Chemotherapy Reduces Stomach Cancer Death Risk
Patients with stomach cancer who receive chemotherapy before and after surgery can reduce their risk for death by one-fourth, according to a study published in the New England Journal of Medicine on Thursday, the AP/Miami Herald reports. The study, led by David Cunningham of Royal Marsden Hospital in Britain and supported by the British Medical Research Council, examined 503 patients with operable stomach cancer or cancer of the esophagus.
According to the study, after five years, 36% of participants who received chemotherapy before and after surgery survived, compared with 23% of those who only underwent surgery. The study also finds that participants who received chemotherapy -- a combination of epirubicin, cisplatin and fluorouracil developed in the 1980s -- experienced similar side effects as those previously reported by patients with stomach cancer (Nano, AP/Miami Herald, 7/6).

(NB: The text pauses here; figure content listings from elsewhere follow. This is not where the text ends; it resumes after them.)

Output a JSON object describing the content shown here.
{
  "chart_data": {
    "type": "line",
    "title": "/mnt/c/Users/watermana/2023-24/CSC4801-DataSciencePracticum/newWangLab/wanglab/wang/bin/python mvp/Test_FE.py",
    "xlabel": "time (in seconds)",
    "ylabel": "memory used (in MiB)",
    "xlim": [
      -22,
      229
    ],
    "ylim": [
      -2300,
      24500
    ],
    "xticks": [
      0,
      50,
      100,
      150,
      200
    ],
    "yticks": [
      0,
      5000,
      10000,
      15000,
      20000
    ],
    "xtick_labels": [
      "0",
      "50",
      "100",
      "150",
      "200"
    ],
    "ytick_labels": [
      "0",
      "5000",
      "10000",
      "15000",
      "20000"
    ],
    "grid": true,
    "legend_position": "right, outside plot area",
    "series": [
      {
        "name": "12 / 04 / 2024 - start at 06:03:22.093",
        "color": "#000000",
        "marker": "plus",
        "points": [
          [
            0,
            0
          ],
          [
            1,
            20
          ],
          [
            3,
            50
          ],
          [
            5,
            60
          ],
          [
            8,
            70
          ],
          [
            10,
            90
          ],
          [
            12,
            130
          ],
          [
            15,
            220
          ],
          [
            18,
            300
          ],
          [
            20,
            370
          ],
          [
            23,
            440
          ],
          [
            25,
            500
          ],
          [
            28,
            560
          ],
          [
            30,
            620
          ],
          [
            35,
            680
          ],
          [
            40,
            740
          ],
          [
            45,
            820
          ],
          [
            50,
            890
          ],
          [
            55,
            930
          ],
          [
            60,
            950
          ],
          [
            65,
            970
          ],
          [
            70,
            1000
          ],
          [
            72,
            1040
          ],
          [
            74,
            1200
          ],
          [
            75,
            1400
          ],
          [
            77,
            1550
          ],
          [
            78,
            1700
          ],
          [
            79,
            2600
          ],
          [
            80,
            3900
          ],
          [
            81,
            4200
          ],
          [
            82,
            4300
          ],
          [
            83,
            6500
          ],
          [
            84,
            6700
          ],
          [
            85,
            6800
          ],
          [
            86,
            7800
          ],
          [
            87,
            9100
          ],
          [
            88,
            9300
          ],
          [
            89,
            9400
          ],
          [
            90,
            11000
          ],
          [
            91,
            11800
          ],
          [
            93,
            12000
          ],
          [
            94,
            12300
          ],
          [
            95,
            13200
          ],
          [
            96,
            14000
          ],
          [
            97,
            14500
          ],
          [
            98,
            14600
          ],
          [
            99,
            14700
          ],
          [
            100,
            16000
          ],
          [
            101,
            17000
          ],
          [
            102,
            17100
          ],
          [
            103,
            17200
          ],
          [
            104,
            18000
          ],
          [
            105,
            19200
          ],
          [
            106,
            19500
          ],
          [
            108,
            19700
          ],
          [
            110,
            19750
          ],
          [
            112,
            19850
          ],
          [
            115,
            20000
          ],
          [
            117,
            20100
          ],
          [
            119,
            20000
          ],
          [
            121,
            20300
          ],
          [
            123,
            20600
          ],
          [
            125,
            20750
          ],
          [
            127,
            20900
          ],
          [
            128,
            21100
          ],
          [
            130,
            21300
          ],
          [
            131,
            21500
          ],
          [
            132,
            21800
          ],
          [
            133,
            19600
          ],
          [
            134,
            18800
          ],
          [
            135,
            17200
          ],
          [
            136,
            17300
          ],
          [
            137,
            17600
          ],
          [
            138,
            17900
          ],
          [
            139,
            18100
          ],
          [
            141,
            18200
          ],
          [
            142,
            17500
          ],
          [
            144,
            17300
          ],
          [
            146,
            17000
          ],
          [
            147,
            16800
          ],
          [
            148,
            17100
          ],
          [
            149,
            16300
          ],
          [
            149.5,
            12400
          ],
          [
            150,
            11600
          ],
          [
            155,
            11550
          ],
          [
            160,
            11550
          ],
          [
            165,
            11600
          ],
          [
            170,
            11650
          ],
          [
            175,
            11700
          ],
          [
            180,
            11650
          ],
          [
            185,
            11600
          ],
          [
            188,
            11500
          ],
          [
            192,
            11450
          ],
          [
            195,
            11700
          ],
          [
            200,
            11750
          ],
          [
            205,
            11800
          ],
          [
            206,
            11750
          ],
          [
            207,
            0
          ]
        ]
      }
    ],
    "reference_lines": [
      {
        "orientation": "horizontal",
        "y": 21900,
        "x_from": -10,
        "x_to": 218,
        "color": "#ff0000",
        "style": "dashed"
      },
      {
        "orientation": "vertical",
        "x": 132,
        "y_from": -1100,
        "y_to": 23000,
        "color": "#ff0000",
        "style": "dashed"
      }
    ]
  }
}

According to the Wall Street Journal, the study provides the "most substantial clinical evidence in support of preoperative therapy for stomach cancer patients."
Len Lichtenfeld, deputy chief medical officer at the American Cancer Society, said, "The message to patients is this: If you have a diagnosis that you have cancer of the stomach, you really need to be seen by an oncologist before your surgery."
In an editorial that accompanied the study, John Macdonald, a researcher of stomach cancer at St. Vincent's Comprehensive Cancer Center in New York, writes that the study is "the first well-designed, well-executed and well-powered study of preoperative therapy that we've seen" (Seward, Wall Street Journal, 7/6). He adds that future studies should test the effectiveness of newer chemotherapy combinations (AP/Miami Herald, 7/6).
Macdonald writes that future studies should test whether patients with stomach cancer can benefit from chemotherapy before surgery and radiation treatment after surgery (Wall Street Journal, 7/6).